Saul asks the pythonisse of Andor to call the ghost of Samuel
Oil on canvas
31 x 42 cm
Around 1800
The episode is taken from the Bible (Books of Samuel). At the end of his reign, Saul, abandoned by Yahweh, trembles before the advance of the Philistines allied with his rival David. While he himself had proscribed sorcerers and other soothsayers, he secretly went to a palmist from the village of Andor who held a talisman. Eager for advice, he asks him to summon the prophet Samuel, who recently disappeared. Samuel appears to the pythonissa, but Saul, who is prostrating himself, cannot see him. The ghost first refuses to answer Saul's questions, then predicts his fall and that of his dynasty. Saul will die the next day.

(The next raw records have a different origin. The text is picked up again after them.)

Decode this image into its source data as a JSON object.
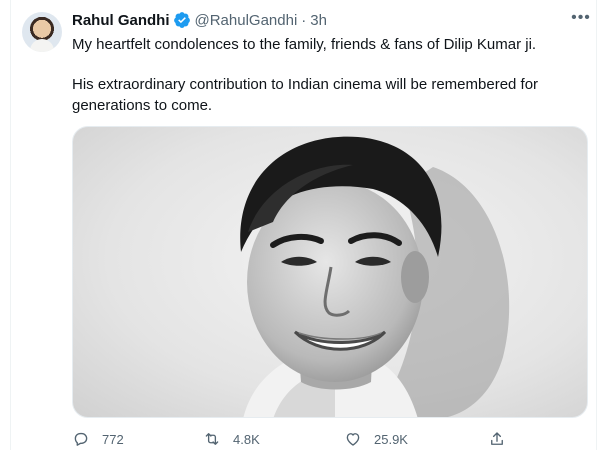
{
  "tweet": {
    "author_name": "Rahul Gandhi",
    "handle": "@RahulGandhi",
    "separator": "·",
    "time": "3h",
    "more_glyph": "•••",
    "text_line1": "My heartfelt condolences to the family, friends & fans of Dilip Kumar ji.",
    "text_line2": "His extraordinary contribution to Indian cinema will be remembered for generations to come."
  },
  "actions": {
    "reply_count": "772",
    "retweet_count": "4.8K",
    "like_count": "25.9K"
  },
  "icons": {
    "verified": "verified-badge-icon",
    "reply": "speech-bubble-icon",
    "retweet": "retweet-arrows-icon",
    "like": "heart-icon",
    "share": "share-upload-icon",
    "more": "more-dots-icon"
  },
  "colors": {
    "verified_blue": "#1d9bf0",
    "text": "#0f1419",
    "secondary_text": "#536471",
    "border": "#eff3f4"
  }
}
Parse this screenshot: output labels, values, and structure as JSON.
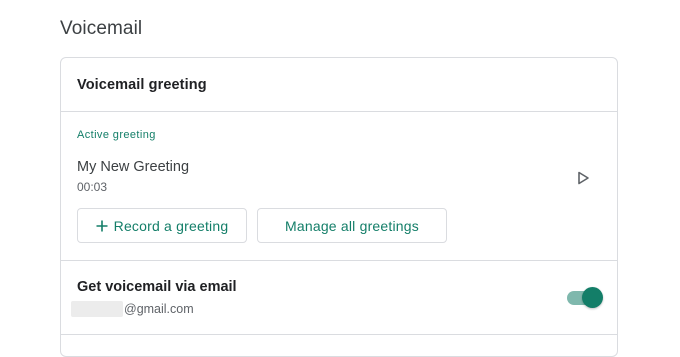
{
  "page": {
    "title": "Voicemail"
  },
  "voicemail_greeting": {
    "header": "Voicemail greeting",
    "active_label": "Active greeting",
    "greeting_name": "My New Greeting",
    "duration": "00:03",
    "play_icon": "play-icon",
    "record_button_label": "Record a greeting",
    "record_icon": "plus-icon",
    "manage_button_label": "Manage all greetings"
  },
  "email_voicemail": {
    "title": "Get voicemail via email",
    "email_suffix": "@gmail.com",
    "enabled": true
  },
  "colors": {
    "accent": "#137e68",
    "toggle_track": "#7fb8ad",
    "border": "#dadce0"
  }
}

Stylistically, our model can be compared to the neoclassical productions of Fulchran Jean Harriet, Grand Prix de Rome in 1793 and in particular to his painting Hero discovering the body of Léandre dated 1796. The physiognomy of the faces, the expressions and postures of the characters and the colors used by the artist who remained anonymous suggests that he knew this work well.
Rarely treated, this dark biblical subject also inspired a British artist contemporary with Harriet and inclined to the fantastic: William Blake. Another lover of the subject, Gustave Doré also dabbled in it but fifty years later…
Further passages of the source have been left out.